Ultimately it was Johansson who brought the saga to a close when she stepped down as an Oxfam representative, but not before social media memes about her support for Israel’s apartheid regime had gone viral and the BDS movement had received unprecedented international media attention. SodaStream’s share price suffered the first of many hits.

Thanks to ScarJo, albeit inadvertently, the BDS Movement skyrocketed into the international spotlight. In a statement, Oxfam said that businesses “such as SodaStream, that operate in settlements further the ongoing poverty and denial of rights of the Palestinian communities that we work to support." A SodaStream ad starring Johansson hawking water carbonators made by the company was aired during the superbowl, and the controversy surrounding the actress’ resignation from Oxfam was covered widely in the media.
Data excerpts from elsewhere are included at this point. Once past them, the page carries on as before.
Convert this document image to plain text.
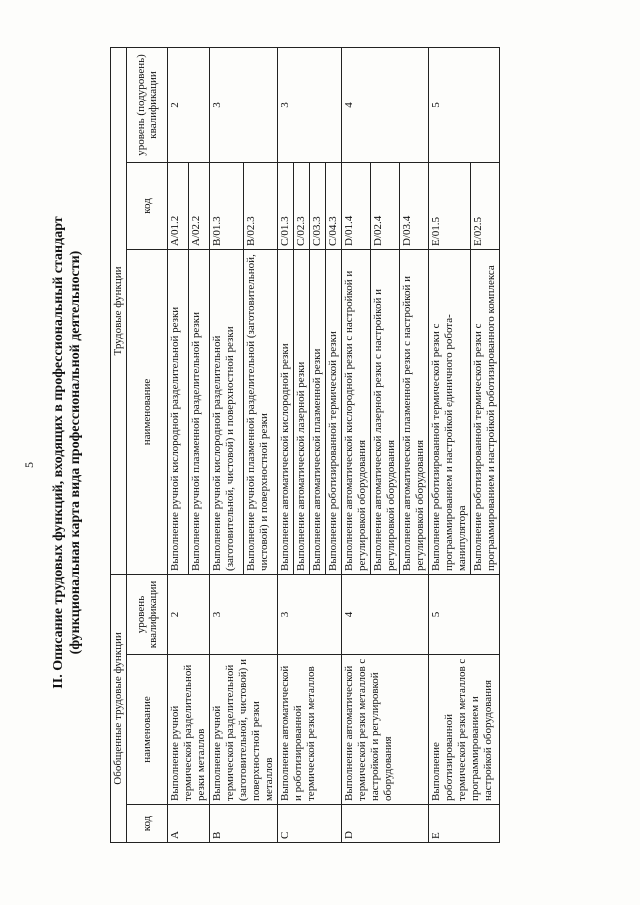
5 II. Описание трудовых функций, входящих в профессиональный стандарт (функциональная карта вида профессиональной деятельности)
Обобщенные трудовые функции			Трудовые функции		
код	наименование	уровень квалификации	наименование	код	уровень (подуровень) квалификации
A	Выполнение ручной термической разделительной резки металлов	2	Выполнение ручной кислородной разделительной резки	A/01.2	2
			Выполнение ручной плазменной разделительной резки	A/02.2	
B	Выполнение ручной термической разделительной (заготовительной, чистовой) и поверхностной резки металлов	3	Выполнение ручной кислородной разделительной (заготовительной, чистовой) и поверхностной резки	B/01.3	3
			Выполнение ручной плазменной разделительной (заготовительной, чистовой) и поверхностной резки	B/02.3	
C	Выполнение автоматической и роботизированной термической резки металлов	3	Выполнение автоматической кислородной резки	C/01.3	3
			Выполнение автоматической лазерной резки	C/02.3	
			Выполнение автоматической плазменной резки	C/03.3	
			Выполнение роботизированной термической резки	C/04.3	
D	Выполнение автоматической термической резки металлов с настройкой и регулировкой оборудования	4	Выполнение автоматической кислородной резки с настройкой и регулировкой оборудования	D/01.4	4
			Выполнение автоматической лазерной резки с настройкой и регулировкой оборудования	D/02.4	
			Выполнение автоматической плазменной резки с настройкой и регулировкой оборудования	D/03.4	
E	Выполнение роботизированной термической резки металлов с программированием и настройкой оборудования	5	Выполнение роботизированной термической резки с программированием и настройкой единичного робота-манипулятора	E/01.5	5
			Выполнение роботизированной термической резки с программированием и настройкой роботизированного комплекса	E/02.5	
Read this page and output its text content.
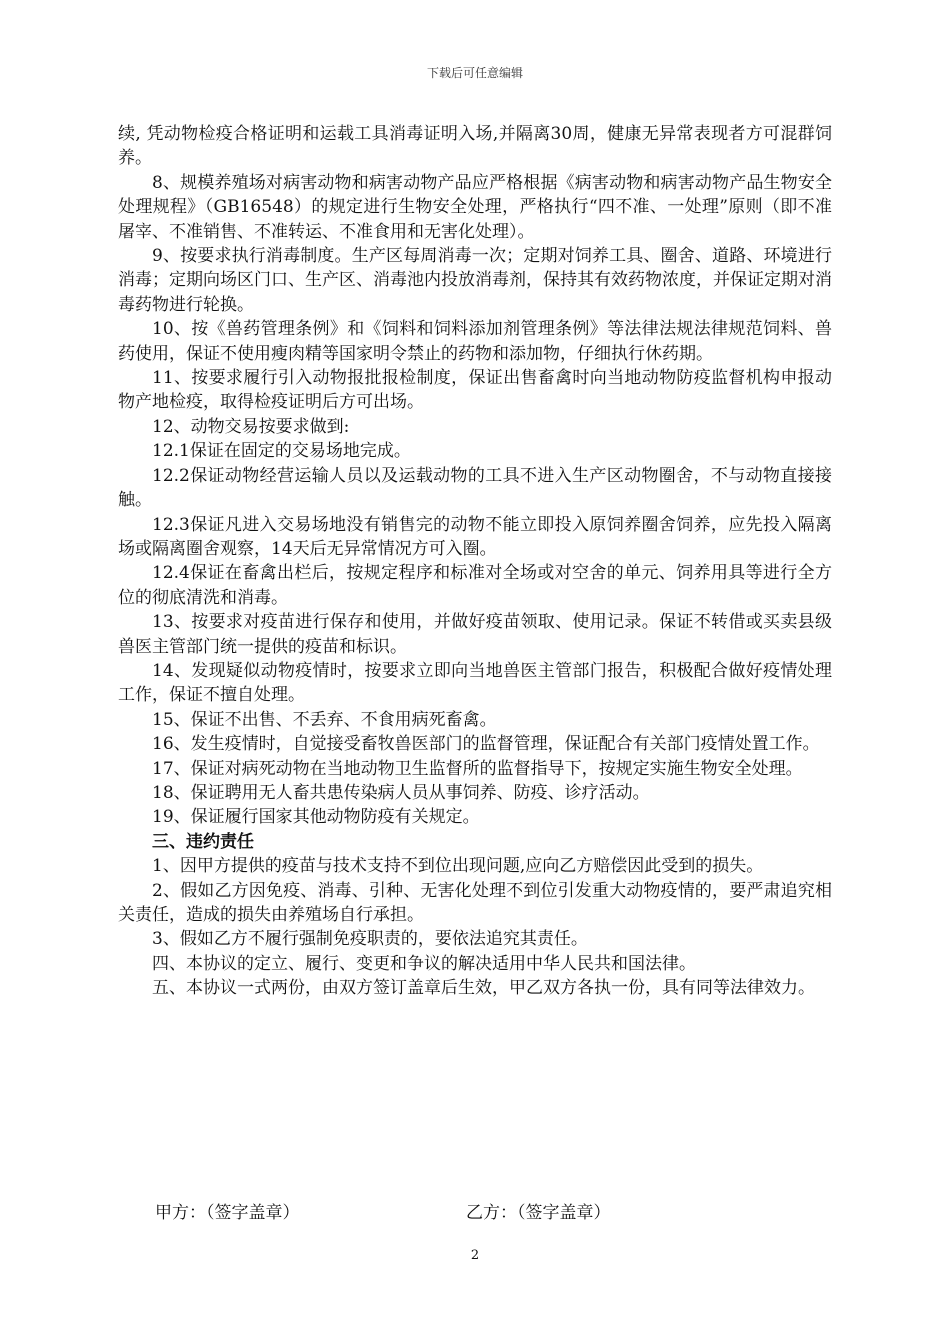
下载后可任意编辑

续, 凭动物检疫合格证明和运载工具消毒证明入场,并隔离30周，健康无异常表现者方可混群饲养。

8、规模养殖场对病害动物和病害动物产品应严格根据《病害动物和病害动物产品生物安全处理规程》（GB16548）的规定进行生物安全处理，严格执行“四不准、一处理”原则（即不准屠宰、不准销售、不准转运、不准食用和无害化处理）。

9、按要求执行消毒制度。生产区每周消毒一次；定期对饲养工具、圈舍、道路、环境进行消毒；定期向场区门口、生产区、消毒池内投放消毒剂，保持其有效药物浓度，并保证定期对消毒药物进行轮换。

10、按《兽药管理条例》和《饲料和饲料添加剂管理条例》等法律法规法律规范饲料、兽药使用，保证不使用瘦肉精等国家明令禁止的药物和添加物，仔细执行休药期。

11、按要求履行引入动物报批报检制度，保证出售畜禽时向当地动物防疫监督机构申报动物产地检疫，取得检疫证明后方可出场。

12、动物交易按要求做到:

12.1保证在固定的交易场地完成。

12.2保证动物经营运输人员以及运载动物的工具不进入生产区动物圈舍，不与动物直接接触。

12.3保证凡进入交易场地没有销售完的动物不能立即投入原饲养圈舍饲养，应先投入隔离场或隔离圈舍观察，14天后无异常情况方可入圈。

12.4保证在畜禽出栏后，按规定程序和标准对全场或对空舍的单元、饲养用具等进行全方位的彻底清洗和消毒。

13、按要求对疫苗进行保存和使用，并做好疫苗领取、使用记录。保证不转借或买卖县级兽医主管部门统一提供的疫苗和标识。

14、发现疑似动物疫情时，按要求立即向当地兽医主管部门报告，积极配合做好疫情处理工作，保证不擅自处理。

15、保证不出售、不丢弃、不食用病死畜禽。

16、发生疫情时，自觉接受畜牧兽医部门的监督管理，保证配合有关部门疫情处置工作。

17、保证对病死动物在当地动物卫生监督所的监督指导下，按规定实施生物安全处理。

18、保证聘用无人畜共患传染病人员从事饲养、防疫、诊疗活动。

19、保证履行国家其他动物防疫有关规定。

三、违约责任

1、因甲方提供的疫苗与技术支持不到位出现问题,应向乙方赔偿因此受到的损失。

2、假如乙方因免疫、消毒、引种、无害化处理不到位引发重大动物疫情的，要严肃追究相关责任，造成的损失由养殖场自行承担。

3、假如乙方不履行强制免疫职责的，要依法追究其责任。

四、本协议的定立、履行、变更和争议的解决适用中华人民共和国法律。

五、本协议一式两份，由双方签订盖章后生效，甲乙双方各执一份，具有同等法律效力。

甲方：（签字盖章）	乙方：（签字盖章）
2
The movement has been denounced as “anti-Semitic” by Israeli officials, with Israel’s Prime Minister Benjamin Netanyahu leading the attack, condemning the movement as aimed to destroy the Jewish state. "In the past anti-Semites boycotted Jewish businesses and today they call for the boycott of the Jewish state, and by the way, only the Jewish state," Netanyahu said at a conference of US Jewish organisations in Jerusalem. "I think that it is important that the boycotters be exposed for what they are, they are classical anti-Semites in modern garb," Netanyahu added, saying it was time to “delegitimise the delegitimisers."

Netanyahu said that the “most disgraceful” aspect of the movement was the participation of European companies in it, with what he has previously termed the “one sided stance” of Europe failing to recognise Palestinian incitement to terrorism.

Supporters of the movement disagree with this charge. Barghouti published an op-ed in the New York Times explaining the goals of the movement and stating that BDS “poses a serious challenge to Israel’s system of oppression of the Palestinian people, which is the root cause of its growing worldwide isolation.”

The “anti-Semitic” tag that equates the movement with racism is deeply ironical. The movement has consistently maintained that it is against all forms of racism, including anti-Semitism, and equating a boycott based on government policies that pro-boycott supporters deem oppressive as racism is problematic. This is akin to equating the Gandhi-led boycott of British goods as a measure of protest of colonial policies as racist, or the boycott of a self defined Islamic state, say Saudi Arabia for an unjustifiable human rights records as anti-Islamic.

The reference to the movement advocating the “destruction” of the Israeli state is also a stretch, as the movement upholds equality and states its aim as “recognizing the fundamental rights of the Arab-Palestinian citizens of Israel to full equality.” Equating this with the “destruction” of Israel is equivalent to claiming that the anti-apartheid movement in South Africa that demanded equal rights for all citizens was tantamount to calling for the “destruction” of South Africa.

Barghouti aptly concludes, “Would justice and equal rights for all really destroy Israel? Did equality destroy the American South? Or South Africa? Certainly, it destroyed the discriminatory racial order that had prevailed in both places, but it did not destroy the people or the country.”